One assumption shows up again and again when we review a client's defenses: we're behind Cloudflare, so we're protected. For volumetric DDoS — millions of packets flooding the network — that is genuinely true. Cloudflare absorbs it at the edge. For an application-layer attack aimed at your PHP worker pool, it is not just false; the CDN never even sees the problem.

Here is exactly why, and why it matters for the millions of sites running a contact form behind a CDN.

How a CDN actually protects you

Cloudflare sits between the internet and your origin. When a request can be answered from cache, an edge node thousands of miles from your server serves it and your origin never wakes up. That is the whole economy of it — a tiny VPS can survive enormous traffic if most of it is cached at the edge. The origin only runs code when it absolutely must.

The load-bearing word is cached.

The exception that breaks everything

There is one rule a CDN cannot break: POST requests are never cached. That is not a bug — it is correct. POST requests are stateful; they carry form data and trigger transactions. So when a POST arrives, Cloudflare does the only thing it can: forward it to your origin, every time. The response header says so plainly:

cf-cache-status: DYNAMIC

DYNAMIC means "I forwarded this to origin and I will never cache it." Now consider any plugin that handles form submissions through the WordPress REST API:

POST /wp-json/contact-form-7/v1/contact-forms/{id}/feedback

Every submission returns DYNAMIC. The CDN forwards every one to your origin. No caching, no edge-side filtering. For one human submitting a form, that is exactly right. For an attacker sending 25 concurrent submissions a second, the CDN helpfully forwards all 25 to a server that has perhaps 19 workers.

The PHP worker pool is the real bottleneck

PHP-FPM works as a fixed pool of workers — a set number of slots, each occupied for the full duration of a request. A form submission is not cheap: a typical one spends 1.2–3 seconds of execution per request once you count framework bootstrap, plugin validation, a firewall scan, an outbound reCAPTCHA call, and email dispatch. A small VPS runs 15–25 workers.

When every worker is busy, new requests queue. When the queue fills, visitors get HTTP 522 and HTTP 524 timeouts — and not just people using the form. The worker pool is shared across the whole site, so the homepage, the shop, and checkout all go down together.

Cloudflare never fires a rate limit. It sees an ordinary spread of POST requests from many IPs. Your origin sees 25 simultaneous executions and runs out of workers.

Why reCAPTCHA does not save you

"But the form has reCAPTCHA." reCAPTCHA prevents a successful submission.

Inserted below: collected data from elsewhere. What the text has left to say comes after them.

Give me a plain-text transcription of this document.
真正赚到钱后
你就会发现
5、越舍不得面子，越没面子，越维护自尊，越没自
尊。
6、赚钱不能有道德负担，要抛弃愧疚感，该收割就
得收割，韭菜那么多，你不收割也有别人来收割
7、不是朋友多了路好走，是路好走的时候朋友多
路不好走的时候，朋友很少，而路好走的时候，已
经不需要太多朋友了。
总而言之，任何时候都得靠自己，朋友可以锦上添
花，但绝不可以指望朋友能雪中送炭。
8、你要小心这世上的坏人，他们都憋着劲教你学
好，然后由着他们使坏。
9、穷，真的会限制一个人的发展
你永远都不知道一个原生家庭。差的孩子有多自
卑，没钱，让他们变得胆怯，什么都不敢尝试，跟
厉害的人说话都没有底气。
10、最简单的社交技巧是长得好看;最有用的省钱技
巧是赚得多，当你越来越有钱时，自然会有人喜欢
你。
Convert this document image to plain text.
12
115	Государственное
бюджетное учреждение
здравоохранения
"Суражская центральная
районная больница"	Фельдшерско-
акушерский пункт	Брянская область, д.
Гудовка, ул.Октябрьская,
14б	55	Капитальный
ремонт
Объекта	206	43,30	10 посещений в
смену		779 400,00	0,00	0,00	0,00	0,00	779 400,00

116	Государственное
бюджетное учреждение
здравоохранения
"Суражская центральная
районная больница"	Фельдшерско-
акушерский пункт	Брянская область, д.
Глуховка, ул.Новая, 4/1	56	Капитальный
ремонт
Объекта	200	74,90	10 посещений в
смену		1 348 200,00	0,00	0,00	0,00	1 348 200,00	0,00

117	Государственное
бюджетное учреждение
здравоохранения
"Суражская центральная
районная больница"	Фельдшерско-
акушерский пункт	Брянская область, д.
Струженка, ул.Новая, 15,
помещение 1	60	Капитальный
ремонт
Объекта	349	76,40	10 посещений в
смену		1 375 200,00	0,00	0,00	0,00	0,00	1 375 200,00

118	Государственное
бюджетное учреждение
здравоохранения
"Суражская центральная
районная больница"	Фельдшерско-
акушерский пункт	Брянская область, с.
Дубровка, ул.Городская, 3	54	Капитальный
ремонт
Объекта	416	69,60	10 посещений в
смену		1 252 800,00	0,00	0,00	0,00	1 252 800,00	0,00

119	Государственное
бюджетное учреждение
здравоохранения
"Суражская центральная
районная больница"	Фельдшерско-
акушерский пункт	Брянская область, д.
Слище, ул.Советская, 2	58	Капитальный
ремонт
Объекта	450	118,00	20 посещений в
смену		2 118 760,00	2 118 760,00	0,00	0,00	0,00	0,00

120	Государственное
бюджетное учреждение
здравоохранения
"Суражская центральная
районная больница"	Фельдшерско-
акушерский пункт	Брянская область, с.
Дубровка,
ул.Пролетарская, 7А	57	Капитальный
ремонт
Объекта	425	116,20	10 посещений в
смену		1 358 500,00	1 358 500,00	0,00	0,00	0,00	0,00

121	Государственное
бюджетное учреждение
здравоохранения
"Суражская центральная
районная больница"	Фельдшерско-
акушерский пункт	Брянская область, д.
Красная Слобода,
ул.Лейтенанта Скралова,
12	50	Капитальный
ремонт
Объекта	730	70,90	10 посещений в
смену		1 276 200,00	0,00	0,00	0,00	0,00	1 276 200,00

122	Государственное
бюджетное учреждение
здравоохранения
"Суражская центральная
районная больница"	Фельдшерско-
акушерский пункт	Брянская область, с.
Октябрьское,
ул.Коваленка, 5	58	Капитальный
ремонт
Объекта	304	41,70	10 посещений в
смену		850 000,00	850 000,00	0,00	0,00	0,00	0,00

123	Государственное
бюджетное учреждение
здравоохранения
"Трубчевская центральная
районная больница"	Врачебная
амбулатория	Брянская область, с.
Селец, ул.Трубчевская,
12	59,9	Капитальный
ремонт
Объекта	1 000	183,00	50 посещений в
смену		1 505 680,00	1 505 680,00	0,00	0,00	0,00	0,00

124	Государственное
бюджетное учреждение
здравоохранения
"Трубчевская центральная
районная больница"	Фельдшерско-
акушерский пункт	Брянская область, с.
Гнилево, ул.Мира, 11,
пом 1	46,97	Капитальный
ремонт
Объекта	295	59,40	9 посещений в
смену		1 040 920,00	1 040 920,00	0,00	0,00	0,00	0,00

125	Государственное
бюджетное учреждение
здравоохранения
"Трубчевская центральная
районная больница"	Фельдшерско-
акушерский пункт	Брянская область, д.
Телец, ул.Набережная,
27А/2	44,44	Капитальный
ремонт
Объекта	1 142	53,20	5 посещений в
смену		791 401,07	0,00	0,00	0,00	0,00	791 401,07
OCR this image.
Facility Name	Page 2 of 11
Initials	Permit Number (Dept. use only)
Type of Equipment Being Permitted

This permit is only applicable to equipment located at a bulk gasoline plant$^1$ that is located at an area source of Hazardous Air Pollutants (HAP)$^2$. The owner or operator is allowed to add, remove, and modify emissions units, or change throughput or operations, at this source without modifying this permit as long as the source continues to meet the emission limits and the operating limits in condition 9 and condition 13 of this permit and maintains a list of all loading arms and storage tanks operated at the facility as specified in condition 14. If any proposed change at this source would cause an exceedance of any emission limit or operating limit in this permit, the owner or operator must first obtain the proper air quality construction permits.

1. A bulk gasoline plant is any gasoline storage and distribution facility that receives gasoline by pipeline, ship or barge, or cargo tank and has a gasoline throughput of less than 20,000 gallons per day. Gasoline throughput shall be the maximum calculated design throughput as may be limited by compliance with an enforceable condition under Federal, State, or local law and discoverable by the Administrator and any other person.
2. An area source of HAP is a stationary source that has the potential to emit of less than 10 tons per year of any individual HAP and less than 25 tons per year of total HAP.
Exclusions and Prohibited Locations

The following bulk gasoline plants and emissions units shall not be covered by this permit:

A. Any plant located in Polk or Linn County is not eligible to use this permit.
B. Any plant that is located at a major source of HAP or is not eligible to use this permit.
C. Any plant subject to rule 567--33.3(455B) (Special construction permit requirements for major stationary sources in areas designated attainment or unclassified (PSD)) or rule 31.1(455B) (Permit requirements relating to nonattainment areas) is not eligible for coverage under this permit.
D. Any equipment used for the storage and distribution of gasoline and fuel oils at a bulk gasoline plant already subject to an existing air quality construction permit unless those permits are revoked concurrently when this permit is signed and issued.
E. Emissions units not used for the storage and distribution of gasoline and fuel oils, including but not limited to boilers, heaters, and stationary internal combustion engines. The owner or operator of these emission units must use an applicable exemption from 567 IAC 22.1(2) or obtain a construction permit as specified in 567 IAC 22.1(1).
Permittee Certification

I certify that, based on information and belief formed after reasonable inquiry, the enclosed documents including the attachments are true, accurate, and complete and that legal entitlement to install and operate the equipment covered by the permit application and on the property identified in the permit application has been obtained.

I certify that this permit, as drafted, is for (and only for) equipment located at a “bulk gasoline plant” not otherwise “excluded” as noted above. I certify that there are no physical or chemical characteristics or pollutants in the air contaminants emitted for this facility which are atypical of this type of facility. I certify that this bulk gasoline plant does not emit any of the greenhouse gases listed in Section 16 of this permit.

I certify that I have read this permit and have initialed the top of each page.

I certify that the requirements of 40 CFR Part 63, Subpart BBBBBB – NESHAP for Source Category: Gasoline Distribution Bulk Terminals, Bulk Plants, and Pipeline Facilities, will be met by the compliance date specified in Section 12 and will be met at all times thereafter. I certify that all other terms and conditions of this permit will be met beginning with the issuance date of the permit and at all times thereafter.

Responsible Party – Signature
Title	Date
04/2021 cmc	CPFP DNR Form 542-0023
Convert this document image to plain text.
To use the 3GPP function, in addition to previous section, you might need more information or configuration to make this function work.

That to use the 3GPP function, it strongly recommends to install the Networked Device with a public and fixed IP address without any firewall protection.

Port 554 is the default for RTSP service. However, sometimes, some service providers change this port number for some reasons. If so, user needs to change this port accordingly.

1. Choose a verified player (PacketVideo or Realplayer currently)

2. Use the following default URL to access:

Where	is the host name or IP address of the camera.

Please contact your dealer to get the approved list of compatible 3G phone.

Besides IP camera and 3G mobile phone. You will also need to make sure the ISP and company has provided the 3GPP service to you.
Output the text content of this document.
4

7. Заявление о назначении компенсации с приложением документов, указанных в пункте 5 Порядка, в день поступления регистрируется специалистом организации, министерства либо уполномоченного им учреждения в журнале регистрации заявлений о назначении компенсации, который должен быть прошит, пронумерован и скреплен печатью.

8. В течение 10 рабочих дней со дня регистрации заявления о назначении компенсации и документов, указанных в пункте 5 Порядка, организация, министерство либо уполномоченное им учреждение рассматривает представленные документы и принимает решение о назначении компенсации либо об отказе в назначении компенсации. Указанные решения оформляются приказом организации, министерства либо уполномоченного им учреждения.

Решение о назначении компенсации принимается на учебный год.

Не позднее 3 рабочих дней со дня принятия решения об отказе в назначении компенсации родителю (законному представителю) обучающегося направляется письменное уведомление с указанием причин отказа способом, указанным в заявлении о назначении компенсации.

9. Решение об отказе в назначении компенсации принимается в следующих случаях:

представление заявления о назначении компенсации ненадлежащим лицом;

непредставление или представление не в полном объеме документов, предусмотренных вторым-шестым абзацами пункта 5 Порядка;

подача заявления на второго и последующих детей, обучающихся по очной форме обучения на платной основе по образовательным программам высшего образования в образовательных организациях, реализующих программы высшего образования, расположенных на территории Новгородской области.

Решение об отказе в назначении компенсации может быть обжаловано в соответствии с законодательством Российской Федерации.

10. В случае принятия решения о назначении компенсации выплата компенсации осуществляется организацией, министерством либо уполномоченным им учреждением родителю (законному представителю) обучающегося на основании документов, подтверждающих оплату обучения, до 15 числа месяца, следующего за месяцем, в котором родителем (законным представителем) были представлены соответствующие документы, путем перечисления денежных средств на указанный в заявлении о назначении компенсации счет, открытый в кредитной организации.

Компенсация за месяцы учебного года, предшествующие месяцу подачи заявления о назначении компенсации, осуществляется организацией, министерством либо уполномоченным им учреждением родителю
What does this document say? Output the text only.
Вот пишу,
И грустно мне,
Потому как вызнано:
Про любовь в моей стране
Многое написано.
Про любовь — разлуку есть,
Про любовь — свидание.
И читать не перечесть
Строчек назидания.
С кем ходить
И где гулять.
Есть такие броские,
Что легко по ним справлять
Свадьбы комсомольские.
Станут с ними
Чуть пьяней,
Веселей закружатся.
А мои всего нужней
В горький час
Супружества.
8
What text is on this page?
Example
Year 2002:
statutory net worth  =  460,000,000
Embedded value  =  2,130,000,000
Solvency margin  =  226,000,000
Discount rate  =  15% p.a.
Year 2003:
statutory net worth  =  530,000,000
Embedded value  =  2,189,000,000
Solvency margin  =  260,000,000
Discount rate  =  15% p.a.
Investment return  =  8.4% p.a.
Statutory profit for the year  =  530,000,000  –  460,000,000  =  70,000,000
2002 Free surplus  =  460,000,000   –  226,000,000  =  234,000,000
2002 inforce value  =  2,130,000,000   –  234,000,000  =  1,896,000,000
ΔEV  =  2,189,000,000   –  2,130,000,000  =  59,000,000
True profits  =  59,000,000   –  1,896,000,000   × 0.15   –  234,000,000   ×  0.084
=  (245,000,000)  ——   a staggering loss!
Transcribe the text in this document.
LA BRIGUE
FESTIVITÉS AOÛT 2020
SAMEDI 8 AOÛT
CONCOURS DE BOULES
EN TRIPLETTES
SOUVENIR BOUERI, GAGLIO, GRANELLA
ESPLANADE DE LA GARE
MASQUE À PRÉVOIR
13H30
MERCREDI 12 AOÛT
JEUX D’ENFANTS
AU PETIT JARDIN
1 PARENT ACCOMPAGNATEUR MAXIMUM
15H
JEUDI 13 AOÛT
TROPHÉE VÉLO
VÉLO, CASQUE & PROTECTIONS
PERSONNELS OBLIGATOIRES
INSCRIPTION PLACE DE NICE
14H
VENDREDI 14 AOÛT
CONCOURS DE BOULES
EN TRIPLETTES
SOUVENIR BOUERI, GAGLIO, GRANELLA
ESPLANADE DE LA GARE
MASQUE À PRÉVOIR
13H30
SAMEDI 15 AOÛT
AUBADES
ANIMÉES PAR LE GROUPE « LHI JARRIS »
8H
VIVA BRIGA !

It does nothing about worker exhaustion, because of execution order: the worker is occupied the moment the POST arrives, the framework boots, the firewall scans, and only then is reCAPTCHA checked and the request rejected. The worker was busy the entire time. Twenty-five concurrent requests with junk tokens exhaust the pool before a single real submission is processed.

The fix lives at the edge, not in WordPress

The fix is not a plugin. It is a Cloudflare rate-limiting rule you have to add by hand, because CDNs do not rate-limit POSTs to your REST API by default:

(http.request.uri.path contains "/wp-json/contact-form-7")
AND (http.request.method eq "POST")

Action: Block
Rate:   5 requests per 10 seconds per IP

This runs at the edge; your PHP never executes. No human submits five contact forms in ten seconds, so it is generous for real users and lethal for a flood.

The broader pattern

This is one instance of a general rule: CDN protection only covers what the CDN can cache. Any endpoint that must be dynamic — REST APIs, form submissions, search, login — bypasses the cache. If it can be called cheaply by an attacker but is expensive for your origin, it is an exhaustion vector. We dug into two more in 167 bytes that take down a WordPress site and WordPress search as a DoS vector, and pulled the defenses together in the hardening guide. It is also why we treat edge rules as part of platform integrity rather than an afterthought, alongside our wider cyber defense work.

Until "behind Cloudflare" is understood to mean "behind Cloudflare's cache," it will keep being a false sense of security for application-layer attacks.

This research was conducted on authorized test infrastructure and submitted for responsible disclosure. Only test systems you own or have explicit written permission to test.